Weekday afternoons were quiet at Randall’s Island, the periods when only the dedicated furrowed the lanes, marking lengths as mechanically as electric looms. But today the pool seemed far from the world. She was the only swimmer in the water.

At each fifty-yard length she tumble-turned back into her wake, cleaving the water, faster, beginning to warm up. After all the training was she close to her peak? Lungs filled; legs thrust. Steadily she was rising through her gears, reaching for full steam, when something tapped the top of her bathing cap, causing her to stall and choke.

For a second she hoped it was Herb, coming to surprise her, but a lady with a rolled parasol stood at the pool’s edge, the sun behind her, so that all Eleanor could see was the light shining through a floral-print dress and a pair of Ferragamo shoes.

‘Jesus, Mother. What are you doing here?’

‘It came, sweetheart,’ the woman said.

Eleanor stood, dripping, shielding her eyes, and saw that her mother was holding out a Western Union envelope. Only now did her heart start to race.
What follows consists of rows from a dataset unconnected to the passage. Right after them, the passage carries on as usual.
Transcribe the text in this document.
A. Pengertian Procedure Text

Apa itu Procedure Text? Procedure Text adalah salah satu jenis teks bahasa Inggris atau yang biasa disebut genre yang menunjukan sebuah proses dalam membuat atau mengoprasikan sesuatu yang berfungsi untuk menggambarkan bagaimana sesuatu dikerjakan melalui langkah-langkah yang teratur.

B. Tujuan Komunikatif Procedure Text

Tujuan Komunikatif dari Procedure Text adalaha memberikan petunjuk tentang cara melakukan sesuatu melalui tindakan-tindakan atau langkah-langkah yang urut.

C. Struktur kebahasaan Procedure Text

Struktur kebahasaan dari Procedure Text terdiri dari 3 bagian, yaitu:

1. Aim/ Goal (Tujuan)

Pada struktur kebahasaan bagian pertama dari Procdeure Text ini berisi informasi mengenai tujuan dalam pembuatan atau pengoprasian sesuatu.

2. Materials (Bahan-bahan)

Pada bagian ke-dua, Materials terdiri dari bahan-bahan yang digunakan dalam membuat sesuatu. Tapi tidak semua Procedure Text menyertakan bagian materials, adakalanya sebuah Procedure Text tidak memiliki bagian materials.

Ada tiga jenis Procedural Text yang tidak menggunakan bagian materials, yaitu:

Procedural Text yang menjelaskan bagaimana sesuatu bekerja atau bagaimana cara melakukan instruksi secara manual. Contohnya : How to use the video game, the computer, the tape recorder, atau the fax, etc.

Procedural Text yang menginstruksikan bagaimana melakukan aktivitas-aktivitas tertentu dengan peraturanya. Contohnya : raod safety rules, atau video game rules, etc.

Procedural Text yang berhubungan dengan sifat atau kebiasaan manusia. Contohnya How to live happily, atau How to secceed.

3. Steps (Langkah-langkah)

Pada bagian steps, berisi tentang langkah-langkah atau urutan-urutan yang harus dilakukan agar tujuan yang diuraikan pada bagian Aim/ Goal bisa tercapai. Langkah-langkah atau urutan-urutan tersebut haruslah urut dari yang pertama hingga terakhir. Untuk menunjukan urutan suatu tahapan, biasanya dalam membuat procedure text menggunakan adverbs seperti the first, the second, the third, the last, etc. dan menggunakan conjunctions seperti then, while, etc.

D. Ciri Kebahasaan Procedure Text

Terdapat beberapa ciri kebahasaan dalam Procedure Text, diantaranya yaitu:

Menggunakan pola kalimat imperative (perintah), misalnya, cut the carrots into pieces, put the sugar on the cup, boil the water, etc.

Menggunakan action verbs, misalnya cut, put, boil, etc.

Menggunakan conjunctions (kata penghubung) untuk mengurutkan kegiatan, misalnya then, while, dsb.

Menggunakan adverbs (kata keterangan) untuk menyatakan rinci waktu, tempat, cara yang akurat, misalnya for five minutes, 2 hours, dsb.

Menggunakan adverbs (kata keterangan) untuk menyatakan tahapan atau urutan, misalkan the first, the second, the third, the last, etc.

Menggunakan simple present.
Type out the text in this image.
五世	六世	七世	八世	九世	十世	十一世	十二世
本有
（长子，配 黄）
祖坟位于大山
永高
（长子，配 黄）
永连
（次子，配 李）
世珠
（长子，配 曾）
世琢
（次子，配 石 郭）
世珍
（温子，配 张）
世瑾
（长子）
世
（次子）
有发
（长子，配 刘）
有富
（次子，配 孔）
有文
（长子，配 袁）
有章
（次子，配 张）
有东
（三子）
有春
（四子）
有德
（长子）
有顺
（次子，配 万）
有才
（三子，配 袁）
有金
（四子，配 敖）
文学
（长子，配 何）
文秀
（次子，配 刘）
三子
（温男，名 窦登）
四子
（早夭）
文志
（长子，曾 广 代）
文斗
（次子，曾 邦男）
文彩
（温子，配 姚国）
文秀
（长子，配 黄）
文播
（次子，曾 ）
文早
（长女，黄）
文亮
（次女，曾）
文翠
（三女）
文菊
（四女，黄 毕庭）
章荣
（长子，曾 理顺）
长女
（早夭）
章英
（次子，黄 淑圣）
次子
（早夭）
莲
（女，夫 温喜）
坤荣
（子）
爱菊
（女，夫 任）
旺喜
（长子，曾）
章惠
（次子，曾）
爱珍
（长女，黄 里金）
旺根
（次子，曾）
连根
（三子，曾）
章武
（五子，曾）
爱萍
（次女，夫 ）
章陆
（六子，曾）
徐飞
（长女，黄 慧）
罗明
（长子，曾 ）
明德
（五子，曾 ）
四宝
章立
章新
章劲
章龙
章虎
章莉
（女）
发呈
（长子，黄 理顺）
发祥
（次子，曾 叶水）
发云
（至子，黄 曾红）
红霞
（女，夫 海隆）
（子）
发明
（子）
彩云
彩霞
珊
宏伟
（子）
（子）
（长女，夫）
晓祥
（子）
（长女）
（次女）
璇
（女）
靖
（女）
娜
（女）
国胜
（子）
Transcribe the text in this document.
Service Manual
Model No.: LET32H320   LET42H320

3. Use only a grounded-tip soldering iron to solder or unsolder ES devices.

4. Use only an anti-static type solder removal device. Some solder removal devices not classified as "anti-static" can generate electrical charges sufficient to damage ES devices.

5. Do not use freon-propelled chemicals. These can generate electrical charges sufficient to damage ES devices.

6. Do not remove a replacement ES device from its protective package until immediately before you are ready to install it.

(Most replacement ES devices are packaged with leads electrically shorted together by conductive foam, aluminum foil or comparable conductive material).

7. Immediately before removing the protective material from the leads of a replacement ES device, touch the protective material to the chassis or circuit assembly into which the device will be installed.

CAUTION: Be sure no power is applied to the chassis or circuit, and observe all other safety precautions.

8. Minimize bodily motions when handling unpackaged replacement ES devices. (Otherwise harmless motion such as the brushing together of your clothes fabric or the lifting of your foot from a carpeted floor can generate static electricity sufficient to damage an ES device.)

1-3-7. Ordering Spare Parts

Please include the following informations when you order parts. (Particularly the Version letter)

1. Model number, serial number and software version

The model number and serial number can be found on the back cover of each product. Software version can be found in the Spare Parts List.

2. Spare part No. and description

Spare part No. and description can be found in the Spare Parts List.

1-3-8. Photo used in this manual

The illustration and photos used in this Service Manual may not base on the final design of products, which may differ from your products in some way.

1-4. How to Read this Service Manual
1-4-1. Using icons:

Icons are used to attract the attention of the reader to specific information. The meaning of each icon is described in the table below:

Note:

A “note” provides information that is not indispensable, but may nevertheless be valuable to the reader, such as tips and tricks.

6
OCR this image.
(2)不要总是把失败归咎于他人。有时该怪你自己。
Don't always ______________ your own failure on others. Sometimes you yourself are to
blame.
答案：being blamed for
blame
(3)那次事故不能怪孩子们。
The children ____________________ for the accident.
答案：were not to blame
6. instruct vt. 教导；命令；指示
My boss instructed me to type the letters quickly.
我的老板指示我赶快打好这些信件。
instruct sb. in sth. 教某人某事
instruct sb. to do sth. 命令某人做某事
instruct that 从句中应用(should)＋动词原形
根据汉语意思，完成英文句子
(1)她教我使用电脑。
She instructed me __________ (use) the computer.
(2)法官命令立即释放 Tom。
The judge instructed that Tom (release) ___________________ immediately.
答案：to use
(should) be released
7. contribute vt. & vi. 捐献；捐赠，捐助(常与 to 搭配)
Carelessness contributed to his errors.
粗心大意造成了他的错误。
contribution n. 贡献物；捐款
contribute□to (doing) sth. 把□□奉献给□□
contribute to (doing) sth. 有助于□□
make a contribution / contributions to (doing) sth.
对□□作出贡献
‘Oh no, Mother dear. Read it to me.’

Mrs Taylor began an exploration through her handbag for a pair of reading glasses, ignoring the mounting agitation in the pool. Finally: ‘On behalf of AOC am pleased to confirm your selection for US team congratulations Brundage…’

Eleanor had started screaming before her mother had finished, her wet hands fanning her face as if there weren’t air enough.

‘Really, sweetheart…’

She screamed again as she did riding the chute at Luna Park, breaking into a high, girlish laugh and smacking the water with both hands, splashing and kicking with her feet, so that her mother opened the parasol.

‘You’re soaking me.’

‘Mom, I made it!’

‘Well, did you think you wouldn’t? You’d better break the news to your father. I’m certainly not going to.’

J oe Taylor handed the telegram back to her and looked out of the open window. It had turned sultry. The breeze moving the flag next to his desk carried the smell of traffic fumes, coffee, and a promise of rain. Below, a fire engine wailed up Madison Avenue.

‘I see,’ he said eventually. He stood still, his shoulders rising in a sigh. His back towards her, he said, ‘Do you intend going?’

The question filled the room.

‘I’m going,’ Eleanor said.

‘Well, my girl, I won’t pretend I’m not disappointed.’

‘Dad, please-’

‘It’s all right.’

He looked tired. With a pang of sadness she noticed that his hair had completed its change to white, making him seem much older. And there was a lack of vitality about him, an incipient infirmity. He turned to face her and smiled in the worried way he had with her, hands in his waistcoat pockets with his thumbs sticking out, a posture she knew usually signalled a speech. If only he’d lose his temper, shake his fist, and rave like a Baptist. Then at least she could shout back. This was the worst thing about the whole business. His tolerance. His disappointment.